Table 7 presents a detailed analysis of different backbone architectures, comparing their computational requirements in terms of parameters, FLOPs, and inference time. Although ResNet-101 and Swin-S have similar parameter counts (83.1 M and 84.7 M, respectively), ResNet-101 achieves faster inference at 175.2 ms per image compared to 177.1 ms for Swin-S. The computational burden is also reflected in FLOPs, with Swin-S requiring 61.7 G operations against ResNet-101’s 60.8 G, highlighting the cost of self-attention mechanisms.
It should be emphasized that blade casting radiographic inspection is typically conducted as an offline quality control process after manufacturing completion, rather than a real-time detection task during production.
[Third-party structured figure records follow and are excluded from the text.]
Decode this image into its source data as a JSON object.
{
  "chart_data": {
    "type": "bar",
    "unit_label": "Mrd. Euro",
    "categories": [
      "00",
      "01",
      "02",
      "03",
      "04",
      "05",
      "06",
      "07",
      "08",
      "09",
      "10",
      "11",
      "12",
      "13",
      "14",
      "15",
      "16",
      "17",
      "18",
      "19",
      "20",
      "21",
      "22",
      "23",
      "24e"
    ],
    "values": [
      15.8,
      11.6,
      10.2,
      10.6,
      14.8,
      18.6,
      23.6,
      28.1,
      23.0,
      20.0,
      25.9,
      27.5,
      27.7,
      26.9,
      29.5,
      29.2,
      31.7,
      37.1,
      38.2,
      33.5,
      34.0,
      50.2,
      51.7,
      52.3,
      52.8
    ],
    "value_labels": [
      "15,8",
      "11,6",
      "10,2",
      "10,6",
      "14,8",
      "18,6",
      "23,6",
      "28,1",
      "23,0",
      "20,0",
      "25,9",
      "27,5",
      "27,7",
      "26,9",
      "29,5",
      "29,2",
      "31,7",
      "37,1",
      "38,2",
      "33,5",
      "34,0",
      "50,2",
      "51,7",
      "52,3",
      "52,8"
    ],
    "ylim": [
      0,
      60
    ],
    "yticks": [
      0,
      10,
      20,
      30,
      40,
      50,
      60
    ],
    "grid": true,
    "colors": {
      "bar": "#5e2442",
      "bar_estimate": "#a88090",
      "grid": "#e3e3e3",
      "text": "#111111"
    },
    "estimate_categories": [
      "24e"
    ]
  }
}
In this industrial context, each blade undergoes a comprehensive post-manufacturing inspection where detection accuracy is paramount. Missed defects or false negatives can lead to catastrophic consequences in aircraft engine operation, making segmentation precision the primary concern over inference speed. The additional computational cost of transformer-based architectures is therefore acceptable and justified, as the inspection workflow permits sufficient processing time while the accuracy gains directly contribute to enhanced safety assurance. Despite these computational trade-offs, Swin-S and Swin-B strike a favorable balance between accuracy and efficiency. While they require marginally more processing time, their performance remains adequate for blade casting defect detection tasks, where segmentation accuracy is prioritized over speed.
5. Conclusions
This study introduces a novel SFCF-Net framework for automated blade casting defect segmentation in industrial radiographic inspection, addressing three critical challenges. The proposed framework integrates three key technical innovations: (1) The SCC module effectively mitigates poor image quality through a memory-guided gated mechanism that selectively filters noise and misaligned information, enabling robust delineation of defect boundaries under degraded imaging conditions. (2) The CRC module tackles defect discrimination challenges arising from intraclass variance and interclass similarity through a dual-stage attention mechanism that models intra-modal and inter-modal dependencies. (3) The AWA module captures irregular defect geometries via bidirectional rectangular windows that expand receptive fields along different orientations, addressing the constraints of conventional square window attention.
Comprehensive experiments on the ATBCD-Seg and NEU-Seg datasets demonstrate that SFCF-Net exhibits promising performance across multiple evaluation metrics, consistently outperforming existing state-of-the-art methods and meeting real-world needs for automated quality control in blade manufacturing.
Future work will focus on several directions to further advance the practical applicability. (1) Developing weakly supervised and semi-supervised learning approaches to reduce the dependency on extensive pixel-level annotations, which are extremely time-consuming and labor-intensive in radiographic inspection. (2) Exploring zero-shot and open-set learning methodologies to enable the detection of previously unseen defect categories without requiring additional labeled training data, thereby enhancing the model’s adaptability to emerging defect patterns in production environments. (3) Investigating the large foundation models to leverage their powerful representation capabilities for improved generalization across diverse casting conditions and defect manifestations. Through these advanced methods, we aim to further advance aircraft engine blade defect detection technology, ensuring aviation safety and the efficient operation of equipment.